De manera opuesta las charcas naturales, “la charca” es un ecosistema artificial: el naufragio de las vidas que merecen la pena ser vividas. Masticar una Smash Burguer de lotus en la “Champions de las Hamburguesas” que un TikToker montó en un Parking. Acabar acompañado por un altar de Funko Pops indistinguible de la portada de tu Netflix. Viajar a un lugar que descubriste en TikTok. Buscar el sentido de las cosas scrolleando entre anuncios de Temu y hauls. Consumir lo más preciado que uno tiene — el tiempo, la vida — buscando la distinción a través del consumismo de masas.
Y sin embargo, si vamos al fondo del asunto hay algo más, pues “estar en la charca” no es sólo es habitar el espacio y el tiempo sólo en torno al consumo, sino atiborrarse en ese consumo hasta confundir los límites de tu apetito con las fronteras de tu deseo. Esto podemos ponerlo en términos lacananianos: lo siniestro de la charquedad está sobre todo en el goce del otro. Está en la forma en la que ese goce desagradable aviva la frustración de nuestro propio deseo.
Cuando pienso en esto, me acuerdo de aquel capítulo de Los Simpsons donde un demonio gigante fuerza a Homer a comerse “todas las rosquillas del mundo”. Atado de pies y manos, Homer devora de par en par las rosquillas que una máquina diabólica le arroja a la boca. Al principio el demonio se regodea en el castigo, pero cuando Homer se las come todas no sabe qué hacer. “¡El último que trajimos se volvió loco a los 15 segundos!”. Si el otro goza de nuestro castigo… ¿es normal que nos sintamos castigados por él?

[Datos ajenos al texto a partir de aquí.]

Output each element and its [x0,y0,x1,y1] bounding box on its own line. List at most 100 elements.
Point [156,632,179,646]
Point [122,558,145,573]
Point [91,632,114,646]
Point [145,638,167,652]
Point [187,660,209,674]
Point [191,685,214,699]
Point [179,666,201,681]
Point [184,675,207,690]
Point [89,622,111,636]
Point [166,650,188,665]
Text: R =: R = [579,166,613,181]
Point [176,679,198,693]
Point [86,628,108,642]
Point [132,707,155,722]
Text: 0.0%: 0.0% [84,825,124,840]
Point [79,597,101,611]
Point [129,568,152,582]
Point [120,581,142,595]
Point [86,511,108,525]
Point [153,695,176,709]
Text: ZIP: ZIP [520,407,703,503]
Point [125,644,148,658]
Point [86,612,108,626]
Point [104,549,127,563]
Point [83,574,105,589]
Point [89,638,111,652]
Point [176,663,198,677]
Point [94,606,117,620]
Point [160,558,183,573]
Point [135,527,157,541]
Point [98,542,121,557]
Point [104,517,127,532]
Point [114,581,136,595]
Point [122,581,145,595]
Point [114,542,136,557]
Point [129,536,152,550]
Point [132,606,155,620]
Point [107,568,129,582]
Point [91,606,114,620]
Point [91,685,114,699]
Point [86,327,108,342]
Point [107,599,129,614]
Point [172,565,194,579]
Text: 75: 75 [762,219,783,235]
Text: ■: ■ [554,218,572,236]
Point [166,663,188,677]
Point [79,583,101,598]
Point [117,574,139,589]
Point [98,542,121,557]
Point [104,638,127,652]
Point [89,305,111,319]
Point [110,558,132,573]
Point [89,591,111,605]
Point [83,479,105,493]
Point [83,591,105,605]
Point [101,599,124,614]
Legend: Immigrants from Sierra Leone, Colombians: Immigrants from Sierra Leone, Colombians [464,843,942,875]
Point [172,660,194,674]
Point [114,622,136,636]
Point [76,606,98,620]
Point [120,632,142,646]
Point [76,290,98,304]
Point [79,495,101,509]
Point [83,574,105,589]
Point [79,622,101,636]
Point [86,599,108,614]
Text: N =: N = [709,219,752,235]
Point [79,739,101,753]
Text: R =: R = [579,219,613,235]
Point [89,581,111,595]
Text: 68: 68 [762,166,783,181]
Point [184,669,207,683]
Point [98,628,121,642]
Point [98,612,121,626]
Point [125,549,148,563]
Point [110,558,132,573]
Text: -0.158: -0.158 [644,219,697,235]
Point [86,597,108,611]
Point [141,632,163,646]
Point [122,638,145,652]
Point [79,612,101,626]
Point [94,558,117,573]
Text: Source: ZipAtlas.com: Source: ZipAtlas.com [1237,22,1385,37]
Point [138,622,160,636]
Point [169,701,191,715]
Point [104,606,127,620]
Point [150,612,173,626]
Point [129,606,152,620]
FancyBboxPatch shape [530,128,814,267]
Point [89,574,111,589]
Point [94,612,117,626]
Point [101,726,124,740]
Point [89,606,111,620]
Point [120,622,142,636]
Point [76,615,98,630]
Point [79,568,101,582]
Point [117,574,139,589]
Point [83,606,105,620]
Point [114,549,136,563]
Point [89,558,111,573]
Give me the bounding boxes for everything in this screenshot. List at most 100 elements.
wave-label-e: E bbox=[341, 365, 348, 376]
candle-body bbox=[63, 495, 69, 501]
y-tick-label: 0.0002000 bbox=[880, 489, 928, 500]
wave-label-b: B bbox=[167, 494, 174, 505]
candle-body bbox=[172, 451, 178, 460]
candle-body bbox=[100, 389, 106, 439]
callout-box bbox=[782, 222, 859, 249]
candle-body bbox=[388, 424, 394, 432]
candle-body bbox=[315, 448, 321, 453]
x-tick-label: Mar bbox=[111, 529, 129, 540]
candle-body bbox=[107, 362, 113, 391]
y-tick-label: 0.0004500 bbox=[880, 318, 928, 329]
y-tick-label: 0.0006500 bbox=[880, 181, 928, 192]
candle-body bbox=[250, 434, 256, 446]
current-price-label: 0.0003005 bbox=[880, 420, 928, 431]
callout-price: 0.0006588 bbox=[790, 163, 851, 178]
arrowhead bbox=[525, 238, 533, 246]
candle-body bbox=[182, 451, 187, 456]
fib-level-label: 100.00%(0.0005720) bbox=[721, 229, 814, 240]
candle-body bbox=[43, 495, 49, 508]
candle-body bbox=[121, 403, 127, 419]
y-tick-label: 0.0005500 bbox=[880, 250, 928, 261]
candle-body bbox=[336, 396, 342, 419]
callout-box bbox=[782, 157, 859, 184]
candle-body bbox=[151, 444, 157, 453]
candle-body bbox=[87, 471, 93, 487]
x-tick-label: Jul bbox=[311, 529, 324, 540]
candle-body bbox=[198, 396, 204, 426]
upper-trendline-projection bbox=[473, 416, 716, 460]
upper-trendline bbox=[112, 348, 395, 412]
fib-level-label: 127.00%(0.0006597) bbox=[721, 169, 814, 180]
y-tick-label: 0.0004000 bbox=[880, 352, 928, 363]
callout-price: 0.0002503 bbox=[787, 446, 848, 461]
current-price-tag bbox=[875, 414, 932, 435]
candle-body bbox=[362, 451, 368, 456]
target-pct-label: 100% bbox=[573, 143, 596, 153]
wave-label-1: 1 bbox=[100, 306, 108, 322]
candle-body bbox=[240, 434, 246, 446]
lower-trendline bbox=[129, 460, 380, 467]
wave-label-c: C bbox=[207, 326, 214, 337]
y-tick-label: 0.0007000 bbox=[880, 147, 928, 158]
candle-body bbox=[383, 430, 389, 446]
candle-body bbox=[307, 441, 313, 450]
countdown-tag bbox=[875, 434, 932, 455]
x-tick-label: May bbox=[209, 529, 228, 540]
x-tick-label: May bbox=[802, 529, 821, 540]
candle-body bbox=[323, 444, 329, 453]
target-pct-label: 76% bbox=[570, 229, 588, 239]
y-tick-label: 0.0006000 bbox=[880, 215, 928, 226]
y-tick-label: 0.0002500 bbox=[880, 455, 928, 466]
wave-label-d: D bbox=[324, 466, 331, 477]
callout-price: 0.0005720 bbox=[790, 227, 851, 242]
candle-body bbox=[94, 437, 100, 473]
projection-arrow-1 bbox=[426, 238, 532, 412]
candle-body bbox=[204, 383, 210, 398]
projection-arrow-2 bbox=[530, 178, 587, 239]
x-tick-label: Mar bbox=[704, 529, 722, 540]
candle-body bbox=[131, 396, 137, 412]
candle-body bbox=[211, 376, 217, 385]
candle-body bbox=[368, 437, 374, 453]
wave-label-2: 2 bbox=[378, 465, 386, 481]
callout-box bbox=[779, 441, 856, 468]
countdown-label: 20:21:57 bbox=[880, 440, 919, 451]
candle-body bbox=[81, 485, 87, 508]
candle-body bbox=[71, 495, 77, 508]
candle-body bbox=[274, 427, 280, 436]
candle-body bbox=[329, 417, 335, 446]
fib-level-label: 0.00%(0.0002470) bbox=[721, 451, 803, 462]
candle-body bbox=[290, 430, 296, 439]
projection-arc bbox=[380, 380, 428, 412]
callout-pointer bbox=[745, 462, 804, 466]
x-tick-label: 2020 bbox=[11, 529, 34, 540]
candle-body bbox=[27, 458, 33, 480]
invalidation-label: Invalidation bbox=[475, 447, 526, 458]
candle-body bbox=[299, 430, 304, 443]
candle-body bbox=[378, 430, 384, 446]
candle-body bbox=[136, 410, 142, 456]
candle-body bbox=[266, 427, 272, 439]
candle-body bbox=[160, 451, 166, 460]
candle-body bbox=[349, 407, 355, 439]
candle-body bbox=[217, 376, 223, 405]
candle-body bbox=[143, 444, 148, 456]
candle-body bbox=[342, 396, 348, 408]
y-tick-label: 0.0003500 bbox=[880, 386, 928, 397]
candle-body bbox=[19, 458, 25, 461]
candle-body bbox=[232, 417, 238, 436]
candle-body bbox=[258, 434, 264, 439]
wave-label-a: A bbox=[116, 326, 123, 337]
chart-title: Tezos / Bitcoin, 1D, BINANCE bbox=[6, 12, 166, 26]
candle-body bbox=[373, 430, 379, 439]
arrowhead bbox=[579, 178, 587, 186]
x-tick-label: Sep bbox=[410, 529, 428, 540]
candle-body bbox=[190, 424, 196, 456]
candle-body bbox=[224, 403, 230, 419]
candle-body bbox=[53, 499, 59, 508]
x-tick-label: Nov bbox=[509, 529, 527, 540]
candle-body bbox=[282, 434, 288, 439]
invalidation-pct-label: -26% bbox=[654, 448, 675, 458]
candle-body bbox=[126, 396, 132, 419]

En otras palabras: es fácil mirarse reflejado en las aguas de charca y pensarse como un narciso arrogante, enamorado de su propia superioridad moral. Lo sencillo es fustigarnos por un clasismo autodiagnosticado, asumir que aquello que nos inquieta no está en lo que el otro es sino en lo que sentimos que no nos deja ser. Pero esa es la verdadera pregunta que nos devuelven las aguas turbias de la charca: ¿Podemos llenar nuestro vacío viendo al otro sentir que colma así el suyo propio?